Darum gehts
- Dan Ndoye kehrt nach Verletzung zurück und überzeugt gegen Arsenal
- Inter Mailand und Atlético Madrid zeigen Interesse an Leih-Deal für Ndoye
- Nottingham zahlte über 42 Millionen Euro Ablöse für den Schweizer Flügelspieler
Neben dem bemerkenswerten Punktgewinn gegen Leader Arsenal (0:0) am Samstag gibt es für Nottingham für einmal, weitere Good News zu vermelden: Dan Ndoye (25) steht nach einer mehrwöchigen Verletzungspause im Finish der Partie wieder auf dem Platz. Wie gross sein Volumen ist, deutet er in den 14 Minuten gegen die Gunners einmal mehr an. Kaum ein anderer Forest-Akteur hat mehr Tempo zu bieten als der Romand.
Ndoye ist zwar Teil der Nottingham-Krise (aktuell Tabellenplatz 17), aber sicher nicht das Problem. Wie hoch er in der europäischen Szene gehandelt wird, verdeutlicht, wer sich auf dem unruhigen Transfermarkt für ihn interessiert.
Neben Inter Mailands inzwischen öffentlicher Sondierung hat nach Blick-Informationen ein zweiter Gigant Ansprüche angemeldet: Atlético Madrid. Beide Vereine haben sich offenbar ein Update zu den Konditionen bei einem allfälligen Leih-Deal verschafft.
Spezielle Bedingungen wegen WM
So klingend die Namen sind, die finanzielle Schmerzgrenze ist hoch. Forest hat für Ndoye über 42 Millionen Euro überwiesen. Ein Insider sagt: «Nottingham wird die Türe kaum öffnen, aber im Fussball geht es schnell.» Plus: Unmittelbar vor der ersten WM als Stammspieler müssten für einen Transfer sehr viele Faktoren perfekt stimmen.
Im letzten Frühsommer war er ein begehrter Mann: Dan Ndoye verhalf Bologna mit seinem Treffer zum Sieg in der italienischen Coppa und zelebrierte mit den Italienern die erste Trophäe nach 51-jähriger Flaute. Auf dem Mercato gehörte der 25-Jährige zu den Hauptdarstellern. Napoli bemühte sich intensiv um den Flügel, bis Nottingham die Karten neu mischte und den Schweizer mit einem Fünfjahres-Vertrag in die Premier League lotste. Ein Win-win-Geschäft für alle.
Auch für die Nati von riesigem Wert
Ndoye war in der wirtschaftlich stärksten Liga der Welt auf Anhieb Stammspieler. Gleich im ersten Heimspiel gegen Brentford gelang ihm die Torpremiere in England. Sein Speed fiel auch den Experten auf, seine unkomplizierte Art kam in der Garderobe gut an. An seinem Status gab es nichts zu rütteln, selbst dann nicht, als die Formkurve der Equipe mehr und mehr abfiel.

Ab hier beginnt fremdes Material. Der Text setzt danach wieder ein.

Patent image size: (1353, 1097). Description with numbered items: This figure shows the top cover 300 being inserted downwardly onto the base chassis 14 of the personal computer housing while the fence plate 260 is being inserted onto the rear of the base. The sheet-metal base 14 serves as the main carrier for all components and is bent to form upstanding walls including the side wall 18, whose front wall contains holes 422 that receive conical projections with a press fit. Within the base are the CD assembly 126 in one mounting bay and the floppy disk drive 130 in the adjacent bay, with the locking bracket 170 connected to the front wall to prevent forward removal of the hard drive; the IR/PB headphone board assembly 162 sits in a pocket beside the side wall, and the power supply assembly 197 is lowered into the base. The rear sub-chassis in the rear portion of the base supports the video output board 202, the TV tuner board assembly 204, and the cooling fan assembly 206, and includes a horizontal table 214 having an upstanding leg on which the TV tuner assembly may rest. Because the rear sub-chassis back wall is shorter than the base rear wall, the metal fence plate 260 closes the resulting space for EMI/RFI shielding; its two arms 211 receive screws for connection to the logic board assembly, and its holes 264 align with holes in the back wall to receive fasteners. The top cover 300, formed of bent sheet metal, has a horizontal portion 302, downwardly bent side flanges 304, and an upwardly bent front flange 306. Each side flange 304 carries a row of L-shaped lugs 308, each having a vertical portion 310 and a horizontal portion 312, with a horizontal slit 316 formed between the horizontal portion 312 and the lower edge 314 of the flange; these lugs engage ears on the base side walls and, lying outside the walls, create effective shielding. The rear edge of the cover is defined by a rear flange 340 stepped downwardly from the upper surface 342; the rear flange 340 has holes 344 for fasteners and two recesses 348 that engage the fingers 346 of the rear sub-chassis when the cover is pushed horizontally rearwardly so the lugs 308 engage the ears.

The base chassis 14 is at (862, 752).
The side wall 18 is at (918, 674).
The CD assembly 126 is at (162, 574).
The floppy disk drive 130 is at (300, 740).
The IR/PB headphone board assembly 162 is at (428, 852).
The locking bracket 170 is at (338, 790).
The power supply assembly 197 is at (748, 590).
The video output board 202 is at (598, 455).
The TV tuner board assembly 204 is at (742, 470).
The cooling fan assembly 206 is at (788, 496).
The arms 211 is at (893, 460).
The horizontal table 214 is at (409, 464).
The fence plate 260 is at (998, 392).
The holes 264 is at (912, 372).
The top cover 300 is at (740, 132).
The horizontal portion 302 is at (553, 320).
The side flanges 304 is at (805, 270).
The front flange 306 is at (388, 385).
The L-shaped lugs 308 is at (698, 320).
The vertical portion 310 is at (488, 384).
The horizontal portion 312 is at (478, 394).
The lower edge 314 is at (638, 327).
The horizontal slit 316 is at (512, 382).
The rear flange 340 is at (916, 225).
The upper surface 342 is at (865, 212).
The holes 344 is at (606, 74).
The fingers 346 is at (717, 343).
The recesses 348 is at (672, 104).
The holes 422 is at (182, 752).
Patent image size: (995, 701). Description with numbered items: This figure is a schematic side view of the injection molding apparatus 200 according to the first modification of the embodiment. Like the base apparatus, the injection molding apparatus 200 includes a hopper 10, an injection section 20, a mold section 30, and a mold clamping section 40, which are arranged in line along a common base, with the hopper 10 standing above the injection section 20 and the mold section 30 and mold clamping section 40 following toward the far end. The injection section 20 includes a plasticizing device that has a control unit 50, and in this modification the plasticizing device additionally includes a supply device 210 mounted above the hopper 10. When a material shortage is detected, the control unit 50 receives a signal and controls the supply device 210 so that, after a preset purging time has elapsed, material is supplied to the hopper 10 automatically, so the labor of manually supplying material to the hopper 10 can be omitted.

Ndoye blieb fokussiert, die Turbulenzen im Klub blendete er aus. Im Schweizer Nationalteam war er mit fünf Skorerpunkten massgeblich an der souveränen Qualifikation für die WM-Endrunde 2026 beteiligt. Von Murat Yakin (51) gab es Bestnoten: «Er arbeitet defensiv unglaublich diszipliniert, und seine Schnelligkeit ist überragend.» Zweifel an seiner Formstärke und seiner Performance waren keine auszumachen.
Drei Trainerwechsel innerhalb von zwei Monaten
Die Rahmenbedingungen in Nottingham hingegen wurden zuletzt immer schwieriger. Die Klubführung um den impulsiven griechischen Milliarden-Reeder Evangelos Marinakis (58) reagierte auf die sportliche Krise nervös. Erfolgstrainer Nuno Espírito Santo (51) wurde nach öffentlichen Schuldzuweisungen entlassen. Nachfolger Ange Postecoglou (60) konnte nach rekordverdächtigen 39 Tagen bereits die Koffer packen.
Inzwischen versucht der frühere Burnley-Stratege Sean Dyche (54), den Sinkflug zu stoppen. Der Vorsprung des Europa-League-Teilnehmers Nottingham auf den ersten Abstiegsplatz beträgt fünf Punkte. Ob das auch nach dem Wintertransfer-Fenster noch Dan Ndoyes Sorge ist?